The results are bizarrely incoherent to say the least. What makes The Visitor halfway watchable is its often surreally striking but totally non-sequitir imagery – Glenn Ford gets attacked by an overgrown clay pigeon; John Huston, who presides over an intergalactic group of bald-headed children, spends the film on top of a building amid flashing blue landing lights; Linda Blair-like Paige Conner spends the film wearing oversized sunglasses and removes them to reveal gleaming metallic eyes underneath – and in the opening few minutes psychically blows up the ball at a basketball game; and in a wonderful parroting of the Close Encounters highway scene, Joanne Nail gets kidnapped by a UFO and artificially inseminated and is later shoved through a glass fish tank. Much pseudo-mystical twaddle is bandied, absolutely nothing makes sense.
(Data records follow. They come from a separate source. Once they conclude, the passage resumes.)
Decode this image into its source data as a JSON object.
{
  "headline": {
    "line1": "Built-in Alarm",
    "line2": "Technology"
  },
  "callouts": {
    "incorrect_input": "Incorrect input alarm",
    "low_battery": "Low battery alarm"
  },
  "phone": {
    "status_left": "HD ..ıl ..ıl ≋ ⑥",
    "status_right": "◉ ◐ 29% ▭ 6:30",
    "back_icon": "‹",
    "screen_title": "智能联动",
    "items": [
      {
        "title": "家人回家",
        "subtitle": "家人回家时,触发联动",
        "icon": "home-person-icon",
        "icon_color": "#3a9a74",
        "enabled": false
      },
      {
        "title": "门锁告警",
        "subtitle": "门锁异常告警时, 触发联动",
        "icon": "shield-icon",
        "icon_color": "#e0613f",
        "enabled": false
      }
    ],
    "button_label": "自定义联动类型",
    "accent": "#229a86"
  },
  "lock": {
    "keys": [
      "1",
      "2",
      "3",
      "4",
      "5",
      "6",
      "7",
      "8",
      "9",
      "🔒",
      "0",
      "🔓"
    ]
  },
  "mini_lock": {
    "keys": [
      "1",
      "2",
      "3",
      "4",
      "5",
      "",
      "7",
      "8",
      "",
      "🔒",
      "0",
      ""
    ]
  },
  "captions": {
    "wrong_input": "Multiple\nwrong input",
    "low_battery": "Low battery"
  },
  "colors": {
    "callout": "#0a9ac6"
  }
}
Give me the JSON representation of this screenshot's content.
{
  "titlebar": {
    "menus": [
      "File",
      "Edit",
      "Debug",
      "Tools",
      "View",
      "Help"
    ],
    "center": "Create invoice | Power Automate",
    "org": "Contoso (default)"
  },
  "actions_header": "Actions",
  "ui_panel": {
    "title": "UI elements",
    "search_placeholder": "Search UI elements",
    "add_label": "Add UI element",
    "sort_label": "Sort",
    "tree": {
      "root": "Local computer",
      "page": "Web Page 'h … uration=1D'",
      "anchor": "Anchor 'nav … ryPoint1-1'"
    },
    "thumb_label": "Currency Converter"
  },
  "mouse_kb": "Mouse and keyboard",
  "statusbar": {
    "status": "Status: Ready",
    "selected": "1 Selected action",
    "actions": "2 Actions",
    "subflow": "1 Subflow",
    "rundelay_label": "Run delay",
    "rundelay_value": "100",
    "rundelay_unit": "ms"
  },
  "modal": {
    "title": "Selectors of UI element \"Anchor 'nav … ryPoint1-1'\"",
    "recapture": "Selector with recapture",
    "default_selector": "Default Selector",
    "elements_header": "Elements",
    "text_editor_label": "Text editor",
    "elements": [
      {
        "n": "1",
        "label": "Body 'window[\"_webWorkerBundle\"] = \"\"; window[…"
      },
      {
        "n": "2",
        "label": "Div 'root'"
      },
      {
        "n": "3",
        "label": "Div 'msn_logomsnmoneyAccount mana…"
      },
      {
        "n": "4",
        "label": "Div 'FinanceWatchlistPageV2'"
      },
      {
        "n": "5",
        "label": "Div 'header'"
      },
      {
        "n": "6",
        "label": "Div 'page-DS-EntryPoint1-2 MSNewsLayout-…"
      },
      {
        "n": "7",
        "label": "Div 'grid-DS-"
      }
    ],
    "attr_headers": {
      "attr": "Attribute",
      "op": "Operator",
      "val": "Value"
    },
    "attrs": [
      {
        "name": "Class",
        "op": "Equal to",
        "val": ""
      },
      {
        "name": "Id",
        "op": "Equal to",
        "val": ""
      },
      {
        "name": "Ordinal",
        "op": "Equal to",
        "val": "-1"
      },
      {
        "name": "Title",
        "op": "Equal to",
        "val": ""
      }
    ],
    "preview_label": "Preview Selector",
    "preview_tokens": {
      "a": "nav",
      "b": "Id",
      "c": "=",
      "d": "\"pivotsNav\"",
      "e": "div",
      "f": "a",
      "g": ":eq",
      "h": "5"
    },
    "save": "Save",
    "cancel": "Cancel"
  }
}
Director Jules Paradise (Giulio Paradisio) has assembled an amazing cast of American marquee names – including the likes of John Huston, Shelley Winters, Mel Ferrer, Sam Peckinpah, Glenn Ford and Franco Nero, as well as a young Lance Henriksen. All seem to wander through the film clearly having little idea what they are supposed to be doing and no doubt looking for the paycheck they must have direly needed.